Machine unlearning without access to real data distribution is challenging. The existing method based on data-free distillation achieved unlearning by filtering out synthetic samples containing forgetting information but struggled to distill the retaining-related knowledge efficiently. In this work, we analyze that such a problem is due to over-filtering, which reduces the synthesized retaining-related information. We propose a novel method, Inhibited Synthetic PostFilter (ISPF), to tackle this challenge from two perspectives: First, the Inhibited Synthetic, by reducing the synthesized forgetting information; Second, the PostFilter, by fully utilizing the retaining-related information in synthesized samples. Experimental results demonstrate that the proposed ISPF effectively tackles the challenge and outperforms existing methods.

Figures (9)

• Figure 1: Comparative Visualization of Synthetic Samples during the DFKD process on the SVHN Dataset: Background shadow illustrates the real data distribution; Triangles: Synthetic samples; Red (R): Samples of the forgetting class (digit "7"); Yellow (Y): Non-forgetting class samples but still filtered out by the filter of GKT; Blue (B): Samples deemed suitable for participation in the distillation process. (a) When there is no filter, i.e., the distillation of complete knowledge, the synthesized data has minimal bias toward the forgetting class. (b) When a filter is used, i.e. when performing unlearning, a biased high volume of the forgetting class sample is synthesized.
• Figure 2: The colors in all figures are used to distinguish the different methods. The top row shows the results under the SVHN-AllCNN setting, and the bottom row shows the results under CIFAR10-AllCNN. The first column shows the results for $A_r$ vs. wall time. In the second column, the light bar filled with dots shows the number of synthetic samples classified as forgetting classes by the original model, and the dark bar shows the number of retaining class samples.
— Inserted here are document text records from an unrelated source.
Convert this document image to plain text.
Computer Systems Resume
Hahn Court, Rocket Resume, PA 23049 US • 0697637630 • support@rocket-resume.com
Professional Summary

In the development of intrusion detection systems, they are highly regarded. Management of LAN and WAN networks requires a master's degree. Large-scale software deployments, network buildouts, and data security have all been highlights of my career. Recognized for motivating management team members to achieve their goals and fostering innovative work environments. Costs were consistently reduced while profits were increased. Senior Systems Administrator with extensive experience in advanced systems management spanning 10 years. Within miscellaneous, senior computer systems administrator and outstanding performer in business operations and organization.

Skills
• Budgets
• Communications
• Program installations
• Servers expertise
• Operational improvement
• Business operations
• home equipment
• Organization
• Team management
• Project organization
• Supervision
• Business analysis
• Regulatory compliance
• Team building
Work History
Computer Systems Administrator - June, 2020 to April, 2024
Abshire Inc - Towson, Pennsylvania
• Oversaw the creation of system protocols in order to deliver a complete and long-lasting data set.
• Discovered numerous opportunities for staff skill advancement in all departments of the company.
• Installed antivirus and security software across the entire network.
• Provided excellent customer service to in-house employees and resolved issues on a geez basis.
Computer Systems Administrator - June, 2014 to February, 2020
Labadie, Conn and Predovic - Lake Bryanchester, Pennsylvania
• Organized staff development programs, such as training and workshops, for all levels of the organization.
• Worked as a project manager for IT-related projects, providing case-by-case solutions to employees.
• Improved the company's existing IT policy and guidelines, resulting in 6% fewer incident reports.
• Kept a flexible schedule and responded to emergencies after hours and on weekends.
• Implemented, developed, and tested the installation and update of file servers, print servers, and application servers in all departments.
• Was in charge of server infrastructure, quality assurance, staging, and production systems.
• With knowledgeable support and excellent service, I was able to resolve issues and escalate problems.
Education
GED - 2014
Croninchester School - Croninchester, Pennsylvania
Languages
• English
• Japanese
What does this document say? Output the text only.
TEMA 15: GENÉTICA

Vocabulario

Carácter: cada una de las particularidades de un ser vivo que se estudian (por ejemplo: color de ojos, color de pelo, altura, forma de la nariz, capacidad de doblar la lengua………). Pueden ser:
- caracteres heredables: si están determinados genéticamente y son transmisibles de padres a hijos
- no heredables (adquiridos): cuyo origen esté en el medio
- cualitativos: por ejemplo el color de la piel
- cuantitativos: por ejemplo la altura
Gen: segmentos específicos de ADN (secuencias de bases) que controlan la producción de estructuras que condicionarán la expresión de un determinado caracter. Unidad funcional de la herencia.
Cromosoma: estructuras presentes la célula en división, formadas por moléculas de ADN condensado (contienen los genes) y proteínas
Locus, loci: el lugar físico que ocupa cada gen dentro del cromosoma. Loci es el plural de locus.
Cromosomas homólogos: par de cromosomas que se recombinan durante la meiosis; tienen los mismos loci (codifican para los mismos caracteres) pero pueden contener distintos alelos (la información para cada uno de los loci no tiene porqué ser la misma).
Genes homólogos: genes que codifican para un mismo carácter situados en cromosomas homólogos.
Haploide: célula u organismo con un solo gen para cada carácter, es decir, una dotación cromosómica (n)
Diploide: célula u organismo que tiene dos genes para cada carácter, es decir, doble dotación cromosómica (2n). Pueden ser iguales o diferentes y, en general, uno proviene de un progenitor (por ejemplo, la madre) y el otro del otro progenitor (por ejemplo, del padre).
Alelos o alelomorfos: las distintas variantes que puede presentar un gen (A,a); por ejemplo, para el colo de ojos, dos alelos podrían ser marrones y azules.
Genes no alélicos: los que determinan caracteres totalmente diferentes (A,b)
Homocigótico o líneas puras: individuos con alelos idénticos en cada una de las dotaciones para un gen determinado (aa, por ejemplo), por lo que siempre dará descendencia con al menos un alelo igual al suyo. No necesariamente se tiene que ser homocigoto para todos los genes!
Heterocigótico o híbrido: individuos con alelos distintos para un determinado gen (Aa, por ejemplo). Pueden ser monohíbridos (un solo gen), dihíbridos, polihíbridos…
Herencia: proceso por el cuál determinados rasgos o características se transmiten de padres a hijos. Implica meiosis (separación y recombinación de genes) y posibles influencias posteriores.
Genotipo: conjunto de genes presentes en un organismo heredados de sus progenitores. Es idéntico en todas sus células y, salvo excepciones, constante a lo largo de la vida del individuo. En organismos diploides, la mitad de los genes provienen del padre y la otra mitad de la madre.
In the third column, the light bar filled with dots shows the number of samples filtered out before distillation and the number indicates the exact number of filtered-out samples, and the darker bar shows the number of synthetic forgetting class samples, which is the same as the lighter bar in the second column. Corresponding results on ResNet18 are in the Appendix \ref{['sec:resnet18Res']}.
• Figure 3: Visualization on SVHN.
• Figure 4: Difficulty of synthesizing samples for each class vs. the $A_r$ of the GKT. The x-axis represents the proportion of samples synthesized by the pure DFKD generator for each class. This value is used to reflect the difficulty of synthesizing samples for a given class, i.e., a higher proportion corresponds to a lower difficulty. The number on the top of each point is the class index.
• Figure 5: The colors in all figures are used to distinguish the different methods, and each method is shown with its corresponding color in the legend of the first column. The top row shows the results under the SVHN-ResNet18 setting, and the bottom row shows the results under CIFAR10-ResNet18. The first column shows the results for $A_r$ vs. wall time. In the second column, the light bar filled with dots shows the number of synthetic samples classified as forgetting classes by the original model, and the dark bar shows the number of retaining class samples. In the third column, the light bar filled with dots shows the number of samples filtered out before distillation and the digits indicate the exact number of filtered-out samples, and the darker bar shows the number of synthetic forgetting class samples, which is the same as the lighter bar in the second column.